The hospital is being redeveloped to allow for specialist tertiary, trauma and teaching facilities (3Ts) to be offered in the region. This preparatory phase, due to complete in autumn 2015, will enable clinical services to decant to the buildings once full business case approval is granted for the wider redevelopment.
Laing O’Rourke has been on board as main contractor since 2009 but is only now starting to actually build something. It is constructing two temporary buildings: the first is a six-storey building to house services including nuclear medicine, physiotherapy outpatients and rheumatology outpatients; the second will accommodate three wards currently located in the build area of the main redevelopment.

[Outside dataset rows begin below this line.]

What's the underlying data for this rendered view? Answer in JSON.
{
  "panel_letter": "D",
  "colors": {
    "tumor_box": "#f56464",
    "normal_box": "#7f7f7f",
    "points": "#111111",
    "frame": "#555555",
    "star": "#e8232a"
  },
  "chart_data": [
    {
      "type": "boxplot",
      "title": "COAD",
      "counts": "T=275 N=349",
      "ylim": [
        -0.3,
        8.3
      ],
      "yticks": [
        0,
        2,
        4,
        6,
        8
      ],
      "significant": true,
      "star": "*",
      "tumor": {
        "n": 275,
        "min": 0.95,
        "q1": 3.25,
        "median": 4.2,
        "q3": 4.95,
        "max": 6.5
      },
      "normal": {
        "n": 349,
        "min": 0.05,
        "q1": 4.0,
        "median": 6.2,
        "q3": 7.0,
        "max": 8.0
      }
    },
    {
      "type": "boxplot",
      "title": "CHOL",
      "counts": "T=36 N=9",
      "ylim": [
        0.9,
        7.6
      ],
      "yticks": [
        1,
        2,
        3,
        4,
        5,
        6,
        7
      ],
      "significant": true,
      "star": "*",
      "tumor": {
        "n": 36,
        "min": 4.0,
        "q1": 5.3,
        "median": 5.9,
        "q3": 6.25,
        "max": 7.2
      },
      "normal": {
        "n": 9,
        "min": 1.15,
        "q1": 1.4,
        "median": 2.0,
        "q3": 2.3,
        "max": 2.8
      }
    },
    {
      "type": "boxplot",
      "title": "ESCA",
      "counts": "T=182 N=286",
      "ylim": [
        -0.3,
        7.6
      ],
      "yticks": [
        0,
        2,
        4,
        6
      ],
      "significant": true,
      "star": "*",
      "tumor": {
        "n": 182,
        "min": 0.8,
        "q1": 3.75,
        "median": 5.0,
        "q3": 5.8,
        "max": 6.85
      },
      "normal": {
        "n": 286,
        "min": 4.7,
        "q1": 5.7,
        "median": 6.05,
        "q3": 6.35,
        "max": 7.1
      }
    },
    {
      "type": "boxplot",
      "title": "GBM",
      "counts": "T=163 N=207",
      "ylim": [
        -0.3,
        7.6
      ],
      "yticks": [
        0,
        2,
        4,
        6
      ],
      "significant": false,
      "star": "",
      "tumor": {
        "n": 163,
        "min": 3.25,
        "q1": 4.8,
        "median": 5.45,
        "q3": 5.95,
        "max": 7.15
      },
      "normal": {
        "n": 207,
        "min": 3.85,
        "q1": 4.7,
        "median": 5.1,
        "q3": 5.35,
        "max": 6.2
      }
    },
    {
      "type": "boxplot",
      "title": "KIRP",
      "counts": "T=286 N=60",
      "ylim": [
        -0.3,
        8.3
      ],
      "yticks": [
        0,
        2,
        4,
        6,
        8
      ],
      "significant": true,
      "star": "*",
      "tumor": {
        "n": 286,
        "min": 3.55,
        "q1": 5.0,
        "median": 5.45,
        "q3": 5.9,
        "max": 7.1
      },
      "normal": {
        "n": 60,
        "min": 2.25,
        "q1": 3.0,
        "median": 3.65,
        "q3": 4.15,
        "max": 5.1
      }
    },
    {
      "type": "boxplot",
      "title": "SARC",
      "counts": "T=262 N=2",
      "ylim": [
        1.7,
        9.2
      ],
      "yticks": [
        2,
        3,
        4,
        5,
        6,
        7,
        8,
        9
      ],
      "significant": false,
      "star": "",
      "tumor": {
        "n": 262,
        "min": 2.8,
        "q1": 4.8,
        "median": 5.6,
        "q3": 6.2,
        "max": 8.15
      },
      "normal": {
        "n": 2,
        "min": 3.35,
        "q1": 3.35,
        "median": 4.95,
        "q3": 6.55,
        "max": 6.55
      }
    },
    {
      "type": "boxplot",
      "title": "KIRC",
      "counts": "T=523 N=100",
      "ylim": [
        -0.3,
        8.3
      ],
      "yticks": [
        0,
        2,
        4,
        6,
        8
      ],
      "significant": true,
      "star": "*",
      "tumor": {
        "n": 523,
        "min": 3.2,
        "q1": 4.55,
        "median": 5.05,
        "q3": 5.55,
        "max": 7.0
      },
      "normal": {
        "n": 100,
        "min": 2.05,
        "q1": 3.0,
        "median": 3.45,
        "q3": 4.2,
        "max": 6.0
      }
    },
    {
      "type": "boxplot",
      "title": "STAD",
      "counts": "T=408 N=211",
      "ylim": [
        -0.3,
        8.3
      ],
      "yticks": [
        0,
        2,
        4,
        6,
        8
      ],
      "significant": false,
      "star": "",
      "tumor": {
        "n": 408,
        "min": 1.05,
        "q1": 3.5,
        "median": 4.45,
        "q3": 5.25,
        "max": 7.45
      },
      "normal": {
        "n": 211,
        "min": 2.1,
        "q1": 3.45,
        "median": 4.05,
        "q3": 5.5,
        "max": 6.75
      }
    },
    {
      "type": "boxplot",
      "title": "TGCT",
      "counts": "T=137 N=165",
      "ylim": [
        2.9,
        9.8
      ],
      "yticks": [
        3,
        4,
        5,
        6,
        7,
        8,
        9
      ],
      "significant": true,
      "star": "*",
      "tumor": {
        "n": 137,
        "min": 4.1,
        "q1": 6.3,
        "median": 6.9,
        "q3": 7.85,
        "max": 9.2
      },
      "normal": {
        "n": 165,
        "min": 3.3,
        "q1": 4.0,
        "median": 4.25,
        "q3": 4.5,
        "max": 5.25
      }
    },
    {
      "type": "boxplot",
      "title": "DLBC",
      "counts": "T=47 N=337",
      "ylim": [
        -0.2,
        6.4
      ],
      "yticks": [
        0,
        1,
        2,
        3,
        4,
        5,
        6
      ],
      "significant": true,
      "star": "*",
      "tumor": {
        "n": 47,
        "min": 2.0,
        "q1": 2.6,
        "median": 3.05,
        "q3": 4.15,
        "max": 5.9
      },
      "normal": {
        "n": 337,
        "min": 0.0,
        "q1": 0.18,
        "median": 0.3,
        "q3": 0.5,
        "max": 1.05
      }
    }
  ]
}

During the construction of the temporary structure, Laing O’Rourke, along with architects BDP, is working with the Brighton & Sussex University Hospitals NHS Trust to develop designs for the main building ahead of an expected construction start time in early 2016. Designs for the main building have drawn heavily on Laing O’Rourke’s Design for Manufacture & Assembly (DfMA) division, as well as digital engineering through building information modelling, with offsite assembly techniques supporting the planning application.
Duane Passman, director of the 3Ts Redevelopment, said: “We are now moving into the clinical phase of our decant programme. This is when the redevelopment becomes real for most people, with the beginning of construction on site. We are pleased to be working with Laing O’Rourke on both these temporary buildings which are key to unlocking the space we need for the redevelopment to go ahead. This is an exciting time. What starts as the foundations for a temporary building today will end with patients being treated in brand new, permanent facilities of the highest quality.”
Laing O’Rourke project Director Steve Lloyd said: “Our team has worked very closely with the trust and the design team in the development of the 3Ts project, so it is fantastic to see the first signs of construction that will enable this important redevelopment to move forward. These high quality temporary structures will be imperative to allowing the Royal Sussex County Hospital to continue servicing the local community during the redevelopment period. We look forward to finalising the designs for the main building over the coming months as the redevelopment progresses to full business case stage”
The works at the Royal Sussex County hospital site will be fully financed from public funds and as part of the Department of Health’s capital investment budget.